JSIT23-01: Who will benefit from the 2026 ABLE Age Adjustment Act?

Researchers

Abstract

This study proposes to identify demographic and socioeconomic profiles of new potential users of Achieving Better Life Experience (ABLE) savings accounts as the eligibility criteria expands in 2026 to include Supplemental Security Insurance (SSI) recipients who experienced disability onset before age of 46 (currently age 26). Savings can be an important resource for people with disabilities particularly when extraordinary healthcare expenses occur.

This study will identify characteristics and savings behavior of SSI recipients in three different disability onset age groups: before age 26, ages 26-45, and age 46 and older. In doing so, the focus will be on the second age group who can be potentially new ABLE account users with the age threshold adjustment in 2026. The findings can inform promotion efforts for the new prospective users as they may include people who had disabilities from work or who are veterans, while the younger onset age group may have had limited work experience. This means that these two groups may have different financial capacity and ABLE accounts may be more useful resources to the older onset age group. Therefore, the findings can inform the life-course savings and asset building behavior of SSI recipients and can spotlight the financial potential of SSI recipients and ways to help them achieve economic stability.

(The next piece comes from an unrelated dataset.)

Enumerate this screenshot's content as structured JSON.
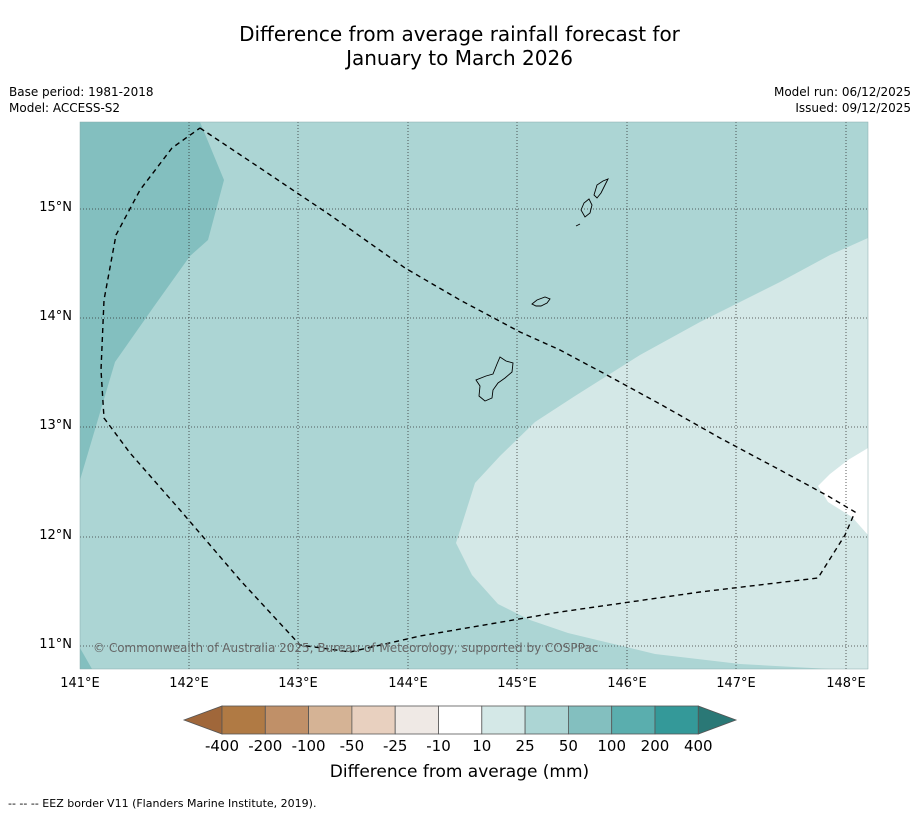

The 2014 Survey of Income and Program Participation merged with the 2014 Social Security Supplement Data will be used for this study. In two steps, the first analysis will identify demographic and socioeconomic characteristics of SSI recipients in three disability onset age groups and examine the savings behavior of each group. The second analysis will forecast whether the onset age 26-45 group (potential new ABLE account users) would have a higher participation rate for ABLE accounts.